The dedicated clock pins drive the clock network directly, ensuring lower skew than other I/O pins. Use the dedicated routing network to have a predictable delay with less skew for high fan-out signals. You can also use the clock pins and clock network to drive control signals like asynchronous reset.

Connect clock inputs to specific PLLs to drive specific low-skew routing networks. Analyze the global resource availability for each PLL and the PLL availability for each clock input pin.

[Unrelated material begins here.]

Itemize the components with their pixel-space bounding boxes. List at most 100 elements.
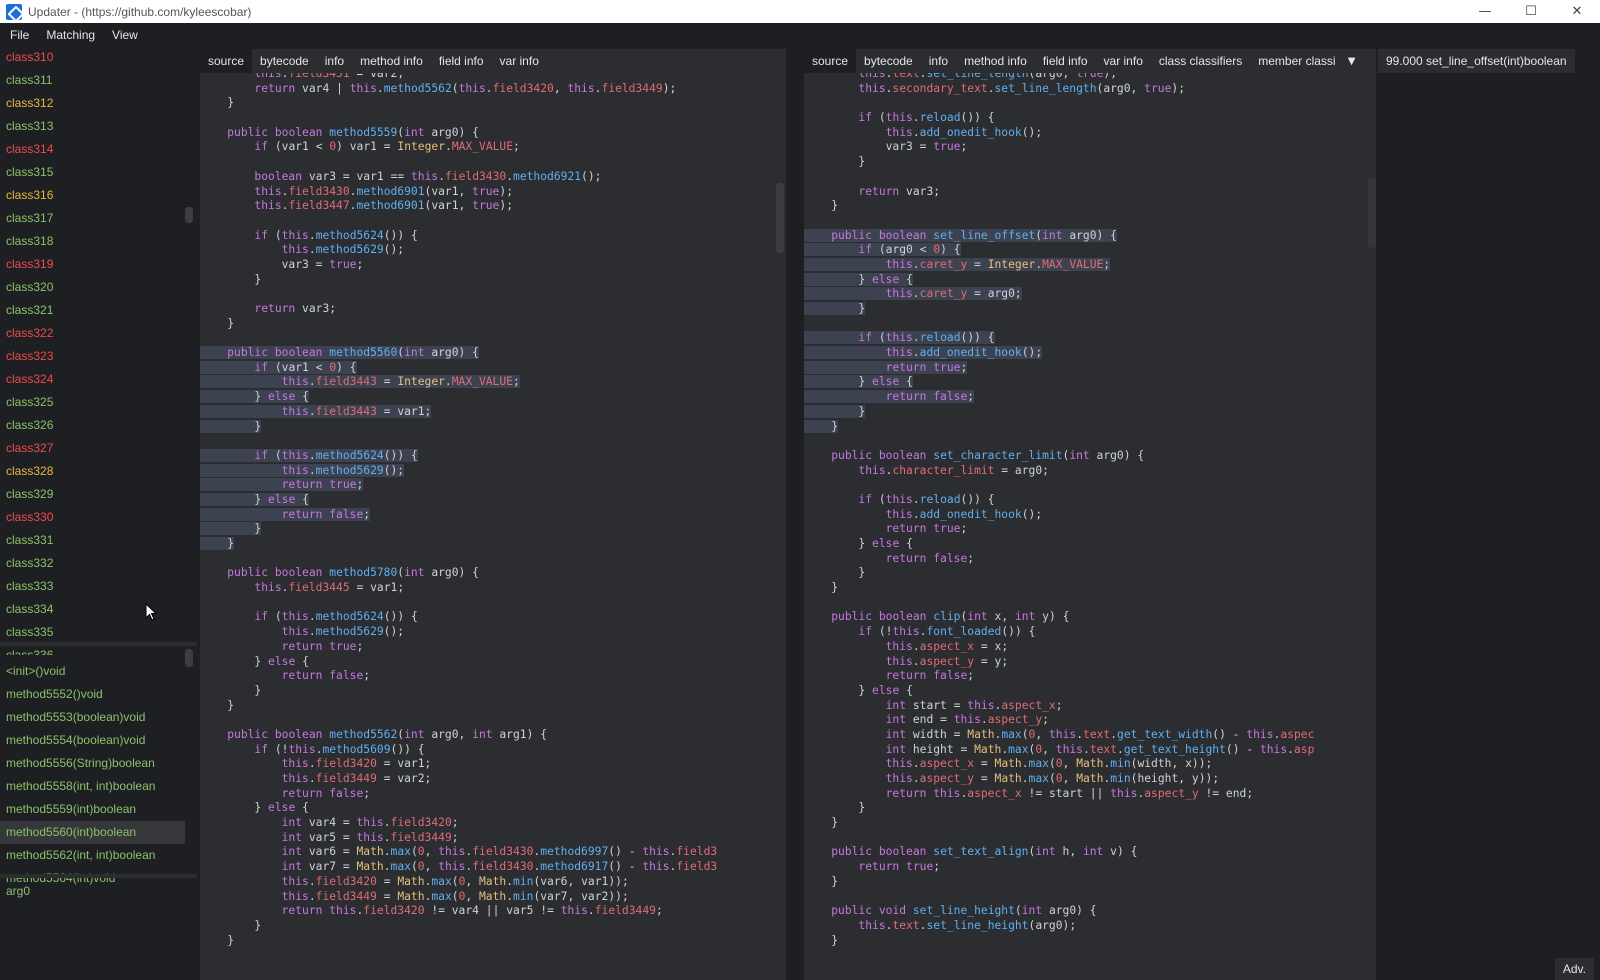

Use the following descriptions to help determine which clock networks are appropriate for the clock signals in your design:

  • The GCLK networks can drive throughout the entire device, serving as low-skew clock sources for device logic. This clock region has the maximum delay compared to other clock regions but allows the signal to reach everywhere within the device. This option is good for routing global reset/clear signals or routing clocks throughout the device.
  • The RCLK networks only pertain to the quadrant they drive into and provide the lowest clock delay and skew for logic contained within a single device quadrant.
  • IOEs and internal logic can also drive GCLKs and RCLKs to create internally generated GCLKs or RCLKs and other high fan-out control signals; for example, synchronous or asynchronous clears and clock enables.
  • PLLs cannot be driven by internally-generated GCLKs or RCLKs. The input clock to the PLL must come from dedicated clock input pins or from another pin/PLL-fed GCLK or RCLK.
  • PCLK networks are a collection of individual clock networks driven from the periphery of the Cyclone® 10 GX device. Clock outputs from the DPA block, PLD-transceiver interface, I/O pins, and internal logic can drive the PCLK networks. These PCLKs have higher skew compared to GCLK and RCLK networks and can be used instead of general purpose routing to drive signals into and out of the Cyclone® 10 GX device.

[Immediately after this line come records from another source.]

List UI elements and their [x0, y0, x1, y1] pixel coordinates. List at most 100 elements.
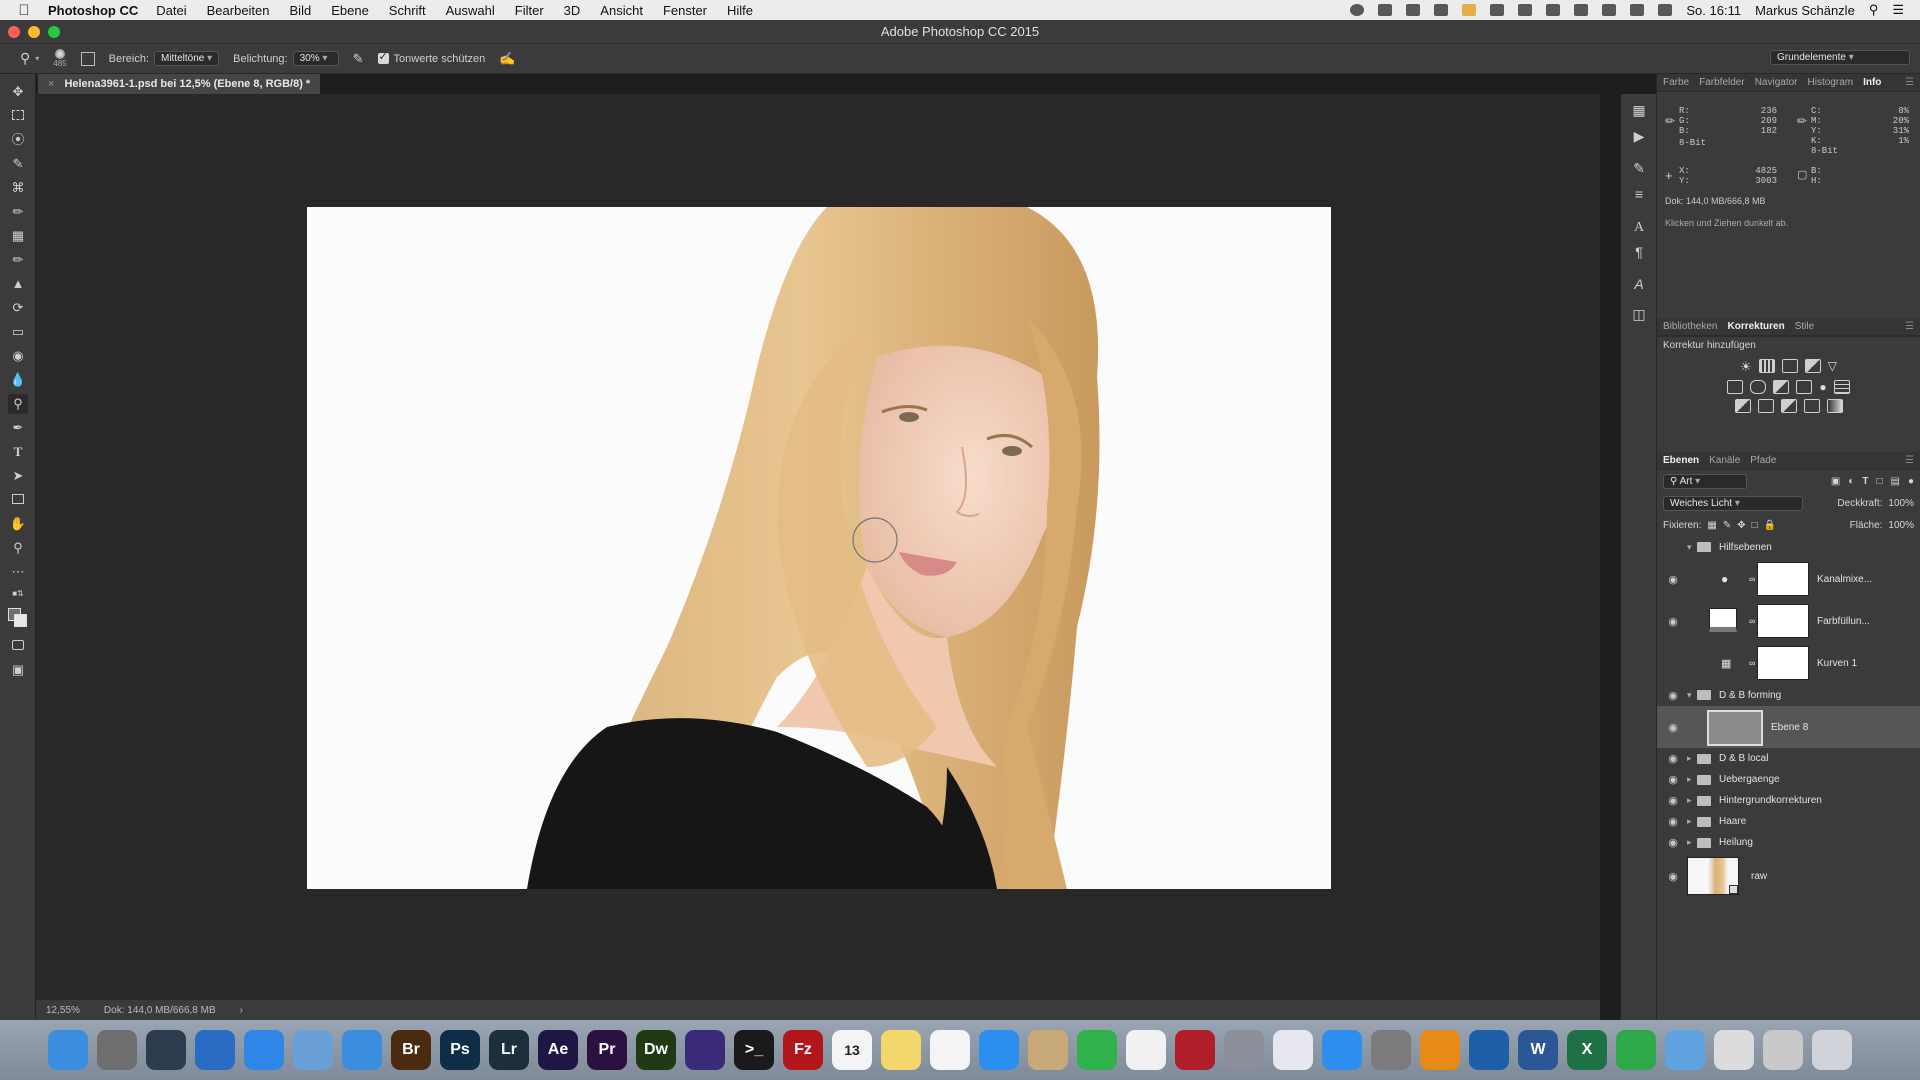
- time-machine-icon[interactable]: [1574, 4, 1589, 16]
- dock-xcode-icon[interactable]: [195, 1030, 235, 1070]
- tab-stile[interactable]: Stile: [1795, 321, 1814, 332]
- menu-datei[interactable]: Datei: [156, 3, 186, 18]
- vibrance-icon[interactable]: ▽: [1828, 359, 1837, 375]
- actions-panel-icon[interactable]: ▶: [1629, 128, 1649, 145]
- threshold-icon[interactable]: [1780, 399, 1797, 413]
- marquee-tool-icon[interactable]: [8, 106, 28, 126]
- dock-1password-icon[interactable]: [342, 1030, 382, 1070]
- panel-menu-icon[interactable]: ☰: [1905, 77, 1914, 88]
- history-brush-tool-icon[interactable]: ⟳: [8, 298, 28, 318]
- cmyk-eyedropper-icon[interactable]: ✏: [1797, 114, 1807, 128]
- expand-arrow-icon[interactable]: ▸: [1687, 774, 1692, 785]
- tab-korrekturen[interactable]: Korrekturen: [1727, 321, 1784, 332]
- tab-navigator[interactable]: Navigator: [1755, 77, 1798, 88]
- menubar-clock[interactable]: So. 16:11: [1686, 3, 1741, 18]
- lock-position-icon[interactable]: ✥: [1737, 520, 1745, 531]
- layer-group-row[interactable]: ◉ ▸ Haare: [1657, 811, 1920, 832]
- document-tab[interactable]: × Helena3961-1.psd bei 12,5% (Ebene 8, R…: [38, 74, 321, 94]
- dock-contacts-icon[interactable]: [1028, 1030, 1068, 1070]
- properties-panel-icon[interactable]: ◫: [1629, 306, 1649, 323]
- foreground-background-color-swatch[interactable]: [8, 608, 28, 628]
- menu-schrift[interactable]: Schrift: [389, 3, 426, 18]
- mask-link-icon[interactable]: ∞: [1749, 658, 1755, 668]
- filter-smart-object-icon[interactable]: ▤: [1891, 476, 1900, 487]
- dock-safari-icon[interactable]: [244, 1030, 284, 1070]
- clone-stamp-tool-icon[interactable]: ▲: [8, 274, 28, 294]
- menu-app-name[interactable]: Photoshop CC: [48, 3, 138, 18]
- tab-bibliotheken[interactable]: Bibliotheken: [1663, 321, 1717, 332]
- exposure-field[interactable]: 30%: [292, 51, 339, 66]
- dock-word-icon[interactable]: W: [1518, 1030, 1558, 1070]
- pressure-size-icon[interactable]: ✍: [499, 51, 515, 67]
- dock-finder-icon[interactable]: [48, 1030, 88, 1070]
- dodge-tool-icon[interactable]: ⚲: [8, 394, 28, 414]
- layer-row[interactable]: ◉ raw: [1657, 853, 1920, 899]
- dock-filezilla-icon[interactable]: Fz: [783, 1030, 823, 1070]
- filter-shape-icon[interactable]: □: [1876, 476, 1882, 487]
- rgb-eyedropper-icon[interactable]: ✏: [1665, 114, 1675, 128]
- airplay-icon[interactable]: [1546, 4, 1561, 16]
- lock-artboard-icon[interactable]: □: [1752, 520, 1758, 531]
- visibility-eye-icon[interactable]: ◉: [1666, 721, 1680, 734]
- layer-row[interactable]: ◉ ∞ Farbfüllun...: [1657, 600, 1920, 642]
- mask-link-icon[interactable]: ∞: [1749, 574, 1755, 584]
- visibility-eye-icon[interactable]: ◉: [1666, 689, 1680, 702]
- layer-mask-thumbnail[interactable]: [1757, 562, 1809, 596]
- layer-group-row[interactable]: ▾ Hilfsebenen: [1657, 536, 1920, 558]
- corrections-menu-icon[interactable]: ☰: [1905, 321, 1914, 332]
- layers-menu-icon[interactable]: ☰: [1905, 455, 1914, 466]
- glyphs-panel-icon[interactable]: A: [1629, 276, 1649, 292]
- dock-applications-folder-icon[interactable]: [1665, 1030, 1705, 1070]
- layer-group-row[interactable]: ◉ ▸ D & B local: [1657, 748, 1920, 769]
- tab-farbe[interactable]: Farbe: [1663, 77, 1689, 88]
- dodge-burn-tool-preset-icon[interactable]: ⚲: [20, 50, 30, 67]
- blur-tool-icon[interactable]: 💧: [8, 370, 28, 390]
- wifi-icon[interactable]: [1630, 4, 1645, 16]
- visibility-eye-icon[interactable]: ◉: [1666, 794, 1680, 807]
- adjustments-icon[interactable]: ≡: [1629, 186, 1649, 202]
- menu-bearbeiten[interactable]: Bearbeiten: [207, 3, 270, 18]
- close-document-icon[interactable]: ×: [48, 78, 54, 90]
- brush-tool-icon[interactable]: ✏: [8, 250, 28, 270]
- dock-terminal-icon[interactable]: >_: [734, 1030, 774, 1070]
- canvas-area[interactable]: [36, 94, 1600, 1000]
- dock-dreamweaver-icon[interactable]: Dw: [636, 1030, 676, 1070]
- filter-type-icon[interactable]: T: [1862, 476, 1868, 487]
- bluetooth-icon[interactable]: [1602, 4, 1617, 16]
- tab-farbfelder[interactable]: Farbfelder: [1699, 77, 1745, 88]
- filter-toggle-icon[interactable]: ●: [1908, 476, 1914, 487]
- paragraph-panel-icon[interactable]: ¶: [1629, 244, 1649, 260]
- dock-premiere-icon[interactable]: Pr: [587, 1030, 627, 1070]
- close-window-button[interactable]: [8, 25, 20, 38]
- expand-arrow-icon[interactable]: ▸: [1687, 816, 1692, 827]
- dock-excel-icon[interactable]: X: [1567, 1030, 1607, 1070]
- dock-messages-icon[interactable]: [979, 1030, 1019, 1070]
- more-tools-icon[interactable]: ⋯: [8, 562, 28, 582]
- airbrush-icon[interactable]: ✎: [353, 51, 364, 67]
- posterize-icon[interactable]: [1757, 399, 1774, 413]
- collapse-arrow-icon[interactable]: ▾: [1687, 542, 1692, 553]
- dock-after-effects-icon[interactable]: Ae: [538, 1030, 578, 1070]
- dock-app-store-icon[interactable]: [1322, 1030, 1362, 1070]
- dropbox-icon[interactable]: [1378, 4, 1393, 16]
- dock-evernote-icon[interactable]: [1616, 1030, 1656, 1070]
- dock-photo-booth-icon[interactable]: [1175, 1030, 1215, 1070]
- tab-ebenen[interactable]: Ebenen: [1663, 455, 1699, 466]
- dock-photos-icon[interactable]: [1126, 1030, 1166, 1070]
- selective-color-icon[interactable]: [1803, 399, 1820, 413]
- status-doc-size[interactable]: Dok: 144,0 MB/666,8 MB: [104, 1005, 216, 1016]
- photo-filter-icon[interactable]: [1796, 380, 1813, 394]
- brush-panel-toggle-icon[interactable]: [80, 51, 95, 66]
- tab-pfade[interactable]: Pfade: [1750, 455, 1776, 466]
- menu-filter[interactable]: Filter: [515, 3, 544, 18]
- screen-mode-icon[interactable]: ▣: [8, 660, 28, 680]
- brush-presets-icon[interactable]: ✎: [1629, 160, 1649, 177]
- healing-brush-tool-icon[interactable]: ▦: [8, 226, 28, 246]
- pen-tool-icon[interactable]: ✒: [8, 418, 28, 438]
- lasso-tool-icon[interactable]: ⦿: [8, 130, 28, 150]
- tab-info[interactable]: Info: [1863, 77, 1881, 88]
- layer-group-row[interactable]: ◉ ▸ Hintergrundkorrekturen: [1657, 790, 1920, 811]
- visibility-eye-icon[interactable]: ◉: [1666, 870, 1680, 883]
- gradient-map-icon[interactable]: [1826, 399, 1843, 413]
- workspace-select[interactable]: Grundelemente: [1770, 50, 1910, 65]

If your system requires more clock or control signals than are available in the target device, consider cases where the dedicated clock resource could be spared, particularly low fan-out and low-frequency signals where clock delay and clock skew do not have a significant impact on the design performance. Use the Global Signal assignment in the Intel® Quartus® Prime Assignment Editor to select the type of global routing, or set the assignment to Off to specify that the signal should not use any global routing resources.